Comment ! des animaux qui tremblent devant moi !
          Je suis donc un foudre de guerre ?
Il n’est, je le vois bien, si poltron sur la terre,
Qui ne puisse trouver un plus poltron que soi.
 
Gravure de François Chauveau (XVIIe s.)



(Français, XVIIe s. : mise en quatrain des fables d'Esope)
 
Saisis d’une frayeur qui leur causait la fièvre,
Les Lièvres se jetant dans une mare tous

Aux Grenouilles font peur : Courage, dit un Lièvre,
Il est des Animaux plus timides que nous.
 
 
Illustration de Gustave Doré (XIXe s.)
 
Au XIXe s., l'anglais Thomas Bewick traduit la fable d'Esope mais lui donne une nouvelle morale: Il n'y a pas à contester l'Ordre et les Décrets de la Providence. Puisqu'Elle nous a conçu, elle sait ce qui est le plus approprié pour nous, et le lot de chaque homme (bien compris et maîtrisé) est indubitablement le meilleur. 
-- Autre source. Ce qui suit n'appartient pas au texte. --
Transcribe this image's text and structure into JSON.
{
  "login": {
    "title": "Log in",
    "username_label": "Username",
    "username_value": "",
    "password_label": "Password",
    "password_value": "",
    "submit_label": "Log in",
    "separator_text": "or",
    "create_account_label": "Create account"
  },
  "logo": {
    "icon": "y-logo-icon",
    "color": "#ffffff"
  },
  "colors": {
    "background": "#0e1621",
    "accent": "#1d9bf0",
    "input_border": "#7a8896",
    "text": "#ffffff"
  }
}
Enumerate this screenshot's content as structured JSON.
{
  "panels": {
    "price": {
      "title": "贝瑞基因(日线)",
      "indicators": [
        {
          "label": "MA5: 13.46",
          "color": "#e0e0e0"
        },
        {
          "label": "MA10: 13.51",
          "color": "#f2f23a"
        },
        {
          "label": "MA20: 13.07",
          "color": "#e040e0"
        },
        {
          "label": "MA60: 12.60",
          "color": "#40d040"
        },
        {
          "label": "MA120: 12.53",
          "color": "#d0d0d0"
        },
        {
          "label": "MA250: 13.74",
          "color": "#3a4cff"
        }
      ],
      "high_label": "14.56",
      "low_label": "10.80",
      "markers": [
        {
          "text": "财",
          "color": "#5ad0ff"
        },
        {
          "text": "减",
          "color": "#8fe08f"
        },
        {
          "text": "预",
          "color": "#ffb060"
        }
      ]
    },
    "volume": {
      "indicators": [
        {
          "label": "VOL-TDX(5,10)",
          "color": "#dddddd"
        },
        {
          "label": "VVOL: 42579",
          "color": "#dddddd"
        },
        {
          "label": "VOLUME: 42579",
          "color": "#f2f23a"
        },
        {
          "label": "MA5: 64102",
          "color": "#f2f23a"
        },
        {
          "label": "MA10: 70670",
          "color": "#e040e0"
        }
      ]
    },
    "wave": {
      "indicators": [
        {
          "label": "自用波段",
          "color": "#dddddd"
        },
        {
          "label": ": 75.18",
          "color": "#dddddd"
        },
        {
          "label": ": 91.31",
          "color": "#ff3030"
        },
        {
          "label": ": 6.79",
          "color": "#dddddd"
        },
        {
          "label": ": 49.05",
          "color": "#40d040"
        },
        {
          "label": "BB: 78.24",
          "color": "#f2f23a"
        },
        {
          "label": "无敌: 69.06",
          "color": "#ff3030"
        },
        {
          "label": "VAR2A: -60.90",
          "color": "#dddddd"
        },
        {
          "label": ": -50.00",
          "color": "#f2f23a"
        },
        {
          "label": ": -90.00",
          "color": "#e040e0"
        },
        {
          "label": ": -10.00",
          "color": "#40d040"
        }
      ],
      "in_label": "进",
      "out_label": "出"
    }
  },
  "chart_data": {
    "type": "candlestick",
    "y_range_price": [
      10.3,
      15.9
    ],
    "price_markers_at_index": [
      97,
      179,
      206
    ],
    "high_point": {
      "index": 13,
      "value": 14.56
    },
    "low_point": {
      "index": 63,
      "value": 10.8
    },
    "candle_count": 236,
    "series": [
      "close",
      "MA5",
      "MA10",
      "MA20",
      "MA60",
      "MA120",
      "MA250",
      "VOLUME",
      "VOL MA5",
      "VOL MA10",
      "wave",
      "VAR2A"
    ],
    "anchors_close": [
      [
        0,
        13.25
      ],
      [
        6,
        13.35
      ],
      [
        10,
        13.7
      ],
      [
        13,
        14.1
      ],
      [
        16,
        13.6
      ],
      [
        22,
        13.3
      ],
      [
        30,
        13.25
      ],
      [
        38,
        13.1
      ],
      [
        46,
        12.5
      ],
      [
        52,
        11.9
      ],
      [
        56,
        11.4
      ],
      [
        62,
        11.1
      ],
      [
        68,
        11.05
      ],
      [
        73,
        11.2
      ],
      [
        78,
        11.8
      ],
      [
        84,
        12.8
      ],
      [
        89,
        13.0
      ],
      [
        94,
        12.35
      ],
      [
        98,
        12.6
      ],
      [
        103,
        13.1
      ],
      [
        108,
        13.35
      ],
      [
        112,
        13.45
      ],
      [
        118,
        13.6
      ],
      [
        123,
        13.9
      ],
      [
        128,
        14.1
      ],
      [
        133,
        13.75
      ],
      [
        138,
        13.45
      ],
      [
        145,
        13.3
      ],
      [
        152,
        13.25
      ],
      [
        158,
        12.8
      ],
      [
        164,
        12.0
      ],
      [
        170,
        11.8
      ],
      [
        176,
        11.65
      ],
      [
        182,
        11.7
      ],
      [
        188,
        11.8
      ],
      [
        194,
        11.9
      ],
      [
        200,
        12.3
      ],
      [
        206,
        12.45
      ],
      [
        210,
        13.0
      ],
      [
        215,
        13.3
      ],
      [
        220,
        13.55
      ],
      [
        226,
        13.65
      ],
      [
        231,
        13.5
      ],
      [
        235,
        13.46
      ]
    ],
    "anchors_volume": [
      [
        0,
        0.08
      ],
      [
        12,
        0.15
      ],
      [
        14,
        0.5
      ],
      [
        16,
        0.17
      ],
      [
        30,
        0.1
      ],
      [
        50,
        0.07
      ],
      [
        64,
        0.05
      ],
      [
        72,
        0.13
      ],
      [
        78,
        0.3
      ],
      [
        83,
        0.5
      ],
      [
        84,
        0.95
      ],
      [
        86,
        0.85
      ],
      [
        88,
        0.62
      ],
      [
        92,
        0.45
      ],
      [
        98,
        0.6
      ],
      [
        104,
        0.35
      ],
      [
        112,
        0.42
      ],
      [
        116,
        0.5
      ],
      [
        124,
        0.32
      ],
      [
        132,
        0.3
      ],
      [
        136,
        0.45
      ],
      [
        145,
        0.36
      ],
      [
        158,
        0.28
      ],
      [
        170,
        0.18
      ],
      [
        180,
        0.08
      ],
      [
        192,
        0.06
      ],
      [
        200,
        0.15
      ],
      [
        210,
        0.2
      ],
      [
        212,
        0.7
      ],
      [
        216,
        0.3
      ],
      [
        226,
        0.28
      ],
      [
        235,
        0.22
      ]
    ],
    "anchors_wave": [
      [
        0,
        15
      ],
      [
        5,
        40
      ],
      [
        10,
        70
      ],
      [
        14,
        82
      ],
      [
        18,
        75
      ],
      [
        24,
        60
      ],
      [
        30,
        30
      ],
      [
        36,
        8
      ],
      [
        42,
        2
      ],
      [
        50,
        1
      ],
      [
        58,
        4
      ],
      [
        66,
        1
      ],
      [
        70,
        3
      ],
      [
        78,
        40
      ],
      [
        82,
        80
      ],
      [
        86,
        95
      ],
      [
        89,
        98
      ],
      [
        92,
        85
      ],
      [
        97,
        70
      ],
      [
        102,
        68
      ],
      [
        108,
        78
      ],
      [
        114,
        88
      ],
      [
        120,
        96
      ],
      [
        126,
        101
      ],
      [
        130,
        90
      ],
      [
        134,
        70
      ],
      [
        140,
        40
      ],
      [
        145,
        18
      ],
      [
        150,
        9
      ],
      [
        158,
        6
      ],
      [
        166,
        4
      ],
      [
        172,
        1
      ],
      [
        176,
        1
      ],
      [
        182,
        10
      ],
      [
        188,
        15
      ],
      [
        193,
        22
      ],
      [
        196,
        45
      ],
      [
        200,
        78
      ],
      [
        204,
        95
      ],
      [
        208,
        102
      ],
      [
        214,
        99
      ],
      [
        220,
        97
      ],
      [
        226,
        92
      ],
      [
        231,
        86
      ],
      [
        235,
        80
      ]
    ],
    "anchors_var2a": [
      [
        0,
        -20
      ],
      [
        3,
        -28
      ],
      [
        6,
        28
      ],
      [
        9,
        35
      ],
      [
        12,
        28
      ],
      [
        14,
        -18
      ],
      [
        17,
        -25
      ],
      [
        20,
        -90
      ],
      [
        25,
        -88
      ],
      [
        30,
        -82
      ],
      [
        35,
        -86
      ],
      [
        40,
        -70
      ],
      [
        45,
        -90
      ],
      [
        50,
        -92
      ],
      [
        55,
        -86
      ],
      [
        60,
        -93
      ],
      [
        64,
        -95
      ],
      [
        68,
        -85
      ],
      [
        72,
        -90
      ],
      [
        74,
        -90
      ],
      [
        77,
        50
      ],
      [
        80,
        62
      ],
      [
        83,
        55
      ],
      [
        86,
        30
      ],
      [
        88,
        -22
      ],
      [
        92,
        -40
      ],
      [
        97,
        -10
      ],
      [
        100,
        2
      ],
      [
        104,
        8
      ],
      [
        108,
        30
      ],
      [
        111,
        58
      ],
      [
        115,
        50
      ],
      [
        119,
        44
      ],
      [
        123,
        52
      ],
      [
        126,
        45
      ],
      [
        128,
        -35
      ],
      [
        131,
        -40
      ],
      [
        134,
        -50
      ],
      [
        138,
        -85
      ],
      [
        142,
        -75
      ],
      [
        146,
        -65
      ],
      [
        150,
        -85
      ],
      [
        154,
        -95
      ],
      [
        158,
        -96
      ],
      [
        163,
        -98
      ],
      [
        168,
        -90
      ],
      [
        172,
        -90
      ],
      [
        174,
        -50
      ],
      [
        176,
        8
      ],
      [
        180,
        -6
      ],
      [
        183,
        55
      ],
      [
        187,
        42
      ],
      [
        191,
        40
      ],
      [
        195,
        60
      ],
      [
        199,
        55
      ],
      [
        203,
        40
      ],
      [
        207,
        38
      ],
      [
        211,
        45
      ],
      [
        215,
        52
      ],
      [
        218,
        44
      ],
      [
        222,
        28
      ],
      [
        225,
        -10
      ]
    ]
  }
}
Nous ne connaissons pas la moitié des misères humaines, 
Les imbéciles pensent avec vanité qu'aucun chagrin n'est aussi grand que le leur, 
Mais regardez le monde, et vous apprendrez à mieux supporter
Les mauvaises fortunes, car tous les hommes les partage.

Illustration de Benjamin Rabier (XXe s.)


Conclusion :
Cette fable a traversé les siècles mais sa moralité a évolué avec le temps. Pour Esope, il s'agit de montrer que l'Homme se plaît à penser qu'il est des gens plus malheureux que lui. 
Phèdre invite à surmonter sa peur, car la peur nous empêche de bien vivre.
Babrius sous-entends qu'on trouve toujours pire (poltron) que soit.
Pour Marie de France, il ne sert à rien de s'exiler pour chercher loin de chez soi une El Dorado : mis à part au Paradis, la douleur et la peur vous sont le pain quotidien de tous les mortels, où qu'ils vivent.
Pour La Fontaine, on ne peut se guérir de sa peur... mais on peut reprendre courage en pensant que les peurs sont relatives : les grenouilles ne connaîtront peut-être pas les mêmes craintes que le lièvre, mais elles ont peur de lui. Chacun ses peurs et même les plus poltrons peuvent paraître courageux quand ils effraient quelqu'un d'autre. 
Thomas Bewick, enfin, donne une dimension métaphysique à ce texte en rappelant que si Dieu nous a créé ainsi (poltron ou non), Il a ses raisons. Par ailleurs, chacun partage les mêmes maux, il suffit de regarder autour de soi pour le comprendre.

2 commentaires:

  1. Je partage la conclusion de Thomas Bewick de la fable : "nous ne connaissons pas la moitié des misères humaines, les imbéciles ......."
    C'est tellement vrai !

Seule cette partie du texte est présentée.